Sombrero Chino & Santiago Islands

Just after sunrise, National Geographic Islander dropped anchor close to Sombrero Chino and the Bainbridge Islets. These interesting small volcanoes, probably formed when the sea level was lower, as parasitic cones of Santiago Island, are found near Sullivan Bay, a remarkable lava flow little more than a hundred years old. We start our morning with Zodiac rides along the coastline and against the backdrop of a stark landscape born of fire, in search of the famous Galápagos penguins and some other shore birds. Then we devoted the rest of the morning to deep-water snorkeling and swimming. The channel that separates Sombrero Chino from Santiago, with shallower and turquoise waters is consider one of the best spots to see marine iguanas feeing underwater, along with hundreds of fish such as yellow tailed razor fish, black stripped “salemas,” rainbow wrasses, parrot fish and many more. Those who were not enough brave to go for a deep-water snorkel had the chance to explore the island a little bit and enjoy the tiny but beautiful white coral sand beach with a fantastic landscape. Some sting rays and a couple of sea lions came to visit us as well as a solitary penguin that was swimming by, completely unaware of our presence.

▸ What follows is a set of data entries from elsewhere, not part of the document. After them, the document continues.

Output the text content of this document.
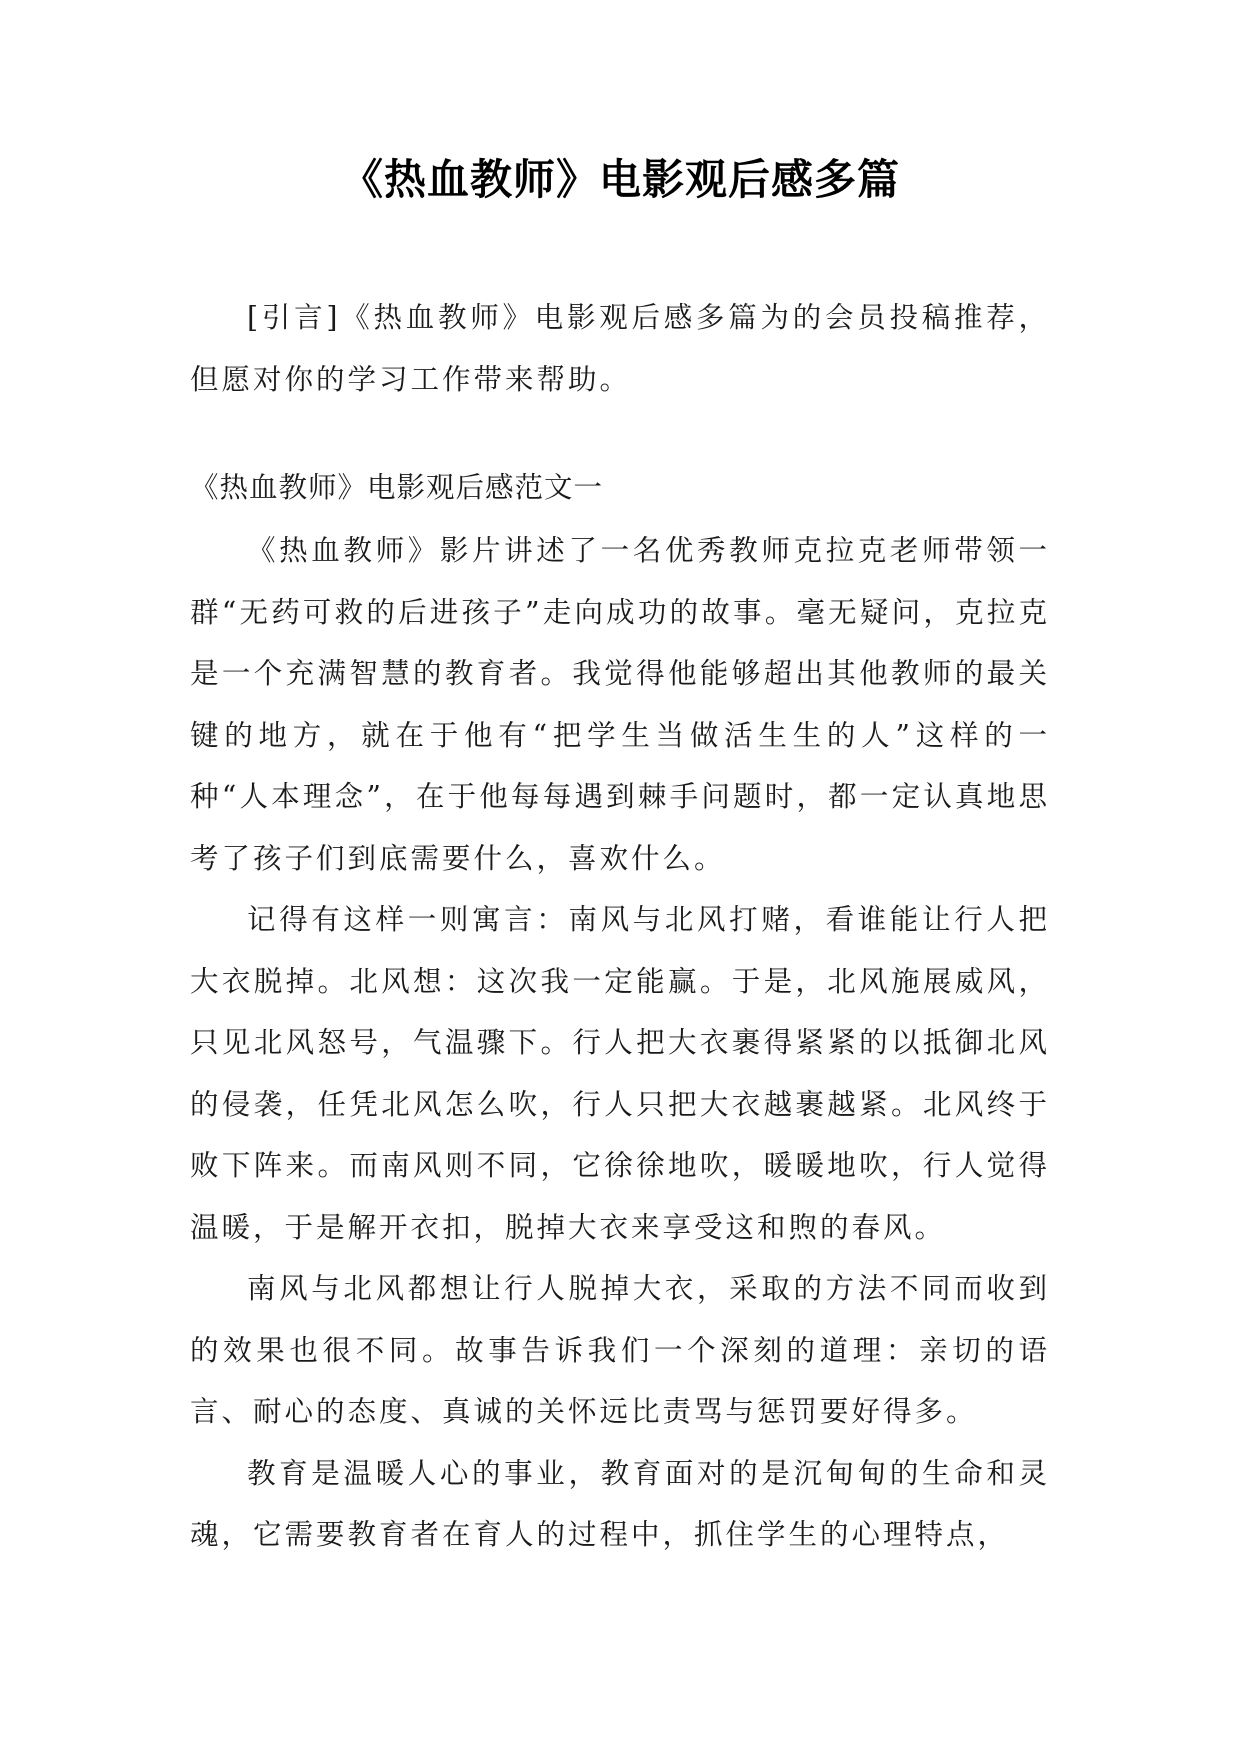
《热血教师》电影观后感多篇

[引言]《热血教师》电影观后感多篇为的会员投稿推荐，但愿对你的学习工作带来帮助。

《热血教师》电影观后感范文一

《热血教师》影片讲述了一名优秀教师克拉克老师带领一群“无药可救的后进孩子”走向成功的故事。毫无疑问，克拉克是一个充满智慧的教育者。我觉得他能够超出其他教师的最关键的地方，就在于他有“把学生当做活生生的人”这样的一种“人本理念”，在于他每每遇到棘手问题时，都一定认真地思考了孩子们到底需要什么，喜欢什么。

记得有这样一则寓言：南风与北风打赌，看谁能让行人把大衣脱掉。北风想：这次我一定能赢。于是，北风施展威风，只见北风怒号，气温骤下。行人把大衣裹得紧紧的以抵御北风的侵袭，任凭北风怎么吹，行人只把大衣越裹越紧。北风终于败下阵来。而南风则不同，它徐徐地吹，暖暖地吹，行人觉得温暖，于是解开衣扣，脱掉大衣来享受这和煦的春风。

南风与北风都想让行人脱掉大衣，采取的方法不同而收到的效果也很不同。故事告诉我们一个深刻的道理：亲切的语言、耐心的态度、真诚的关怀远比责骂与惩罚要好得多。

教育是温暖人心的事业，教育面对的是沉甸甸的生命和灵魂，它需要教育者在育人的过程中，抓住学生的心理特点，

After lunch, our naturalist Jan shared the interesting human history of islands, where we discovered the strange characters who played important roles shaping the history of the Galápagos Islands. A little while later, we repositioned our ship to the east coast of Santiago (also known as James and San Salvador), the fourth largest of the Galápagos Islands, to explore an area known as Sullivan Bay (named after James Sullivan, 2nd Lieutenant on board the H.M.S Beagle when she arrived with Charles Darwin in 1835.)

Walking over Sullivan Bay’s smooth “Pahoehoe” or ropy lava, among patches of sharp, broken up “AA” lava, cinder cones, spatter cones, hornitos, Pele’s hair, tree casts, we understood a little bit more about the arrival and establishment of species, how hard it is to colonize these islands and how fragile the island ecosystems are. Introduced animals such as goats, donkeys and pigs were, for many years, a major treat to the endemic species, especially giant tortoises. Now, thanks to donations from thousands of our guests through the Lindblad Expeditions-National Geographic Fund for Galápagos, the goats, donkeys and pigs are completely gone.

This enormous success says a lot about the role that caring travelers can play in saving special places on Earth, such as Galápagos with its unique biodiversity, but much more is left to be done!